Após o primeiro gole, a língua queima e a boca adormece. É o efeito tão falado do jambu, erva típica da Região Norte que divide espaço com os camarões e a goma de mandioca na cuia em que é servido o tacacá.

Ao lado do tererê – mate gelado também tradicional no Mato Grosso, Mato Grosso do Sul e Paraná -, este é o ‘prato da amizade’ do Estado. A cada dia, no fim da tarde, os acrianos se reúnem em casa ou na praça principal para tomar o tacacá enquanto colocam a conversa em dia.

O sabor é marcante – ao menos para os iniciantes. Além de sal e pimenta, a receita leva tucupi, molho amarelado que também tem como origem a mandioca. Outro famoso prato da cozinha acriana à base do ingrediente é o pato no tucupi.

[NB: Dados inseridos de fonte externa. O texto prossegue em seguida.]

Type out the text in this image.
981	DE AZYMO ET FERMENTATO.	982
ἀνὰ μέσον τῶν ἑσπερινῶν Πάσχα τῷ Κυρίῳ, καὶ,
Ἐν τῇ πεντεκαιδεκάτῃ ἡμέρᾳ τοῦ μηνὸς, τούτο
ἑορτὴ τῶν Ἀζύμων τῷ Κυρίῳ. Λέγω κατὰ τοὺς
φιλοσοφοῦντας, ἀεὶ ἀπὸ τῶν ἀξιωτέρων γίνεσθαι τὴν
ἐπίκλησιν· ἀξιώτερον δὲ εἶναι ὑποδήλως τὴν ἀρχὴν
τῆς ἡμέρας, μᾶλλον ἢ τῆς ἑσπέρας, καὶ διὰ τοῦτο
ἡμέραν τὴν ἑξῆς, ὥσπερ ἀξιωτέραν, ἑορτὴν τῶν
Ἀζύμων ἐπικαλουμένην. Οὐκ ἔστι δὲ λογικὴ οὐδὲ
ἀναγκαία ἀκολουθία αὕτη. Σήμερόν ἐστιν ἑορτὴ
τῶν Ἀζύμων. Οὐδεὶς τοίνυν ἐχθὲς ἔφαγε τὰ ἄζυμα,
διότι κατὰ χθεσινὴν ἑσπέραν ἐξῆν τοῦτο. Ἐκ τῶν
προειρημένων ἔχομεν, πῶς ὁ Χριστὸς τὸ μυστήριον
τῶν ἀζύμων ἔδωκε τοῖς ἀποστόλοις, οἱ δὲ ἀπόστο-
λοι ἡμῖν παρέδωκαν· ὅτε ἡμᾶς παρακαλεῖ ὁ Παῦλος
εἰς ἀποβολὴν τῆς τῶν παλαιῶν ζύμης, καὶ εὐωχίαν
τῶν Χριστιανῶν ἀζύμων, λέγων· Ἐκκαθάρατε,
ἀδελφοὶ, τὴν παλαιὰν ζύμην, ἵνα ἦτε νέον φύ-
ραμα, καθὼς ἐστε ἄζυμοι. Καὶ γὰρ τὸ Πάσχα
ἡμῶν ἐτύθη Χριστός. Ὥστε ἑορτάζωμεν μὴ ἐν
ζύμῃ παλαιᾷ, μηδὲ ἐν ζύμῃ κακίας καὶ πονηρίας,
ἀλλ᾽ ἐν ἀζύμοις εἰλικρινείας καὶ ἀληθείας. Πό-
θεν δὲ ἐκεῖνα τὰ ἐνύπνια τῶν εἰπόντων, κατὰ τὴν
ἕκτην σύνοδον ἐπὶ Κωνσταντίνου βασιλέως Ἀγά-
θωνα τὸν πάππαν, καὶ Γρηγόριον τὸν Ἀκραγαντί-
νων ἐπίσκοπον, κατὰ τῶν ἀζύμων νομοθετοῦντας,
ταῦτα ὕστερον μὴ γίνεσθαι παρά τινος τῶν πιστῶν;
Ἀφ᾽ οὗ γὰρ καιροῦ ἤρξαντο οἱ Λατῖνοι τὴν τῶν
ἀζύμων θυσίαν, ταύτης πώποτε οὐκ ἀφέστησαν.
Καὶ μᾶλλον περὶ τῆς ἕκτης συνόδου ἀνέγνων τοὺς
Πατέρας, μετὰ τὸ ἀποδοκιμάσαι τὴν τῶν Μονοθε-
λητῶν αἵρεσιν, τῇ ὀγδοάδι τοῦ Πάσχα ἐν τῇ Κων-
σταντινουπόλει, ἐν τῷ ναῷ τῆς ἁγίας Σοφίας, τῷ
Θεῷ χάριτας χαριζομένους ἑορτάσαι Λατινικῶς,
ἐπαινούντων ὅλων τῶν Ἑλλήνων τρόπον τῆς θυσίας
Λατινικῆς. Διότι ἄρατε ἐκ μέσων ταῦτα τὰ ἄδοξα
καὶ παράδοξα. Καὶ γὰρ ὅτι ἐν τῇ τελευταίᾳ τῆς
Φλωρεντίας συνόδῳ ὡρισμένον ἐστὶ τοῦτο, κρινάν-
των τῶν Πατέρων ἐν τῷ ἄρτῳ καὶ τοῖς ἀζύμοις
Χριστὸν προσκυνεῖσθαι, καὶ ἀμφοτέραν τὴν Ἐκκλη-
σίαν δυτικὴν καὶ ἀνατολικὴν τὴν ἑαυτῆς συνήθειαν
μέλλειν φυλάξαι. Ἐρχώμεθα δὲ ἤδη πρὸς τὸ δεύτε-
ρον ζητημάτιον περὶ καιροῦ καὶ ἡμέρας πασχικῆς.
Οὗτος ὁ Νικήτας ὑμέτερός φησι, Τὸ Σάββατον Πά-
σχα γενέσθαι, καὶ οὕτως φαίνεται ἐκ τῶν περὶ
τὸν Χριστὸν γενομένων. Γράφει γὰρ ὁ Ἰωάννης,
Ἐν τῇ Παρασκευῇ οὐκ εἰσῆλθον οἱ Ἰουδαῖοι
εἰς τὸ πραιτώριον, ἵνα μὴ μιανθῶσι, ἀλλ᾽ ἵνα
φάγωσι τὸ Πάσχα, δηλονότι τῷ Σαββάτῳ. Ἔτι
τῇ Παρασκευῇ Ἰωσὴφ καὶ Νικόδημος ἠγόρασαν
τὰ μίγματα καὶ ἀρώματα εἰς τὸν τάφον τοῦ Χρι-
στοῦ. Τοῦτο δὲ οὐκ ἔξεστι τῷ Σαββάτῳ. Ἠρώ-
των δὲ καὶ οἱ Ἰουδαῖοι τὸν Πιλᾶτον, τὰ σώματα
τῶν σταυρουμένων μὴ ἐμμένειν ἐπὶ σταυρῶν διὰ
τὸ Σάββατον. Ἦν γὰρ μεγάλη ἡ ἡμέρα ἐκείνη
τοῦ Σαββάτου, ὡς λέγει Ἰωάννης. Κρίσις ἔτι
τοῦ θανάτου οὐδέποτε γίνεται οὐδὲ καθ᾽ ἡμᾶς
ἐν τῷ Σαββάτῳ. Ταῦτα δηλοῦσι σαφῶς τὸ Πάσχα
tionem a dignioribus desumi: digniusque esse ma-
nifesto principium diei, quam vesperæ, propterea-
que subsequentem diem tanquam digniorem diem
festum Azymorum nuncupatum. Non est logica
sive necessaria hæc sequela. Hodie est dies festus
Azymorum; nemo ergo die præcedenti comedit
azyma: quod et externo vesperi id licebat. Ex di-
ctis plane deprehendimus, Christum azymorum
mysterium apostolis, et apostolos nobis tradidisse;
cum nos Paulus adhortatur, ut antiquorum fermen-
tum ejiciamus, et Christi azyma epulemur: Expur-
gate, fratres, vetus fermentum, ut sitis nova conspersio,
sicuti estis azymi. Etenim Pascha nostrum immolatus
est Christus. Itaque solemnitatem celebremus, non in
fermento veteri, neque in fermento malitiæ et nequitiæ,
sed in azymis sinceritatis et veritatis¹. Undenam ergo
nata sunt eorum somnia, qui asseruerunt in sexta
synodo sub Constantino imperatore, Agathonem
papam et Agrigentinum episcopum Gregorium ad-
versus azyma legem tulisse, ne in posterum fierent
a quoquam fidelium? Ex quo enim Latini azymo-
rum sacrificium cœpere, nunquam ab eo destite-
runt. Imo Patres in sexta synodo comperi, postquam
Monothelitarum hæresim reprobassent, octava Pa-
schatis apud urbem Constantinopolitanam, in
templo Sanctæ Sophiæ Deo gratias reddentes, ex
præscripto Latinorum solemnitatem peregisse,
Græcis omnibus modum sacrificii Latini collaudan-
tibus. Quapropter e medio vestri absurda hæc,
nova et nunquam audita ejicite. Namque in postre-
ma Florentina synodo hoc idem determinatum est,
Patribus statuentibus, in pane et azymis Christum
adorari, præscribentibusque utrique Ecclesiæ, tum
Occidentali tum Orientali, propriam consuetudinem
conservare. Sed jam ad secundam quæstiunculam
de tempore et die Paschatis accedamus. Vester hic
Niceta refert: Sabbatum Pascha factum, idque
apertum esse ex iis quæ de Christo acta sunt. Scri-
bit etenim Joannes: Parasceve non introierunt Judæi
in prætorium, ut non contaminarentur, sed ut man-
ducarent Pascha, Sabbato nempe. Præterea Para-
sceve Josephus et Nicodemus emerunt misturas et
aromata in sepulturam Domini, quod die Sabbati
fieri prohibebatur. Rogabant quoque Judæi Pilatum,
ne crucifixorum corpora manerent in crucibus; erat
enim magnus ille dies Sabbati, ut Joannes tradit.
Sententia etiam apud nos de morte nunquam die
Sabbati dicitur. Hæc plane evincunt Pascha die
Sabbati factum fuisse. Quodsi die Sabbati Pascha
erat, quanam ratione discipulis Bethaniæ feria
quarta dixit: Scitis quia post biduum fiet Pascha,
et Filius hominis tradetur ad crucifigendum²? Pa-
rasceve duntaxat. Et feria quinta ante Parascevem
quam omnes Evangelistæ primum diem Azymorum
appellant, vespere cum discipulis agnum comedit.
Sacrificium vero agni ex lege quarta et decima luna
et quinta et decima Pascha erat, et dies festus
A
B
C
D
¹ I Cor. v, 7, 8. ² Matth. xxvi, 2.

Doce na medida. A mais rotineira refeição ganha sabor extra se acompanhada de um refrescante suco de cupuaçu. As árvores da fruta, típica da região, é facilmente vista crescendo até nas casas dos centros urbanos. Para um jantar com grand finale, a sobremesa deve ser o creme de cupuaçu. Servido gelado e em potinhos para comer de colher, é aquele tipo de sobremesa irresistível, com açúcar na medida. Receita que os moradores sabem fazer como ninguém.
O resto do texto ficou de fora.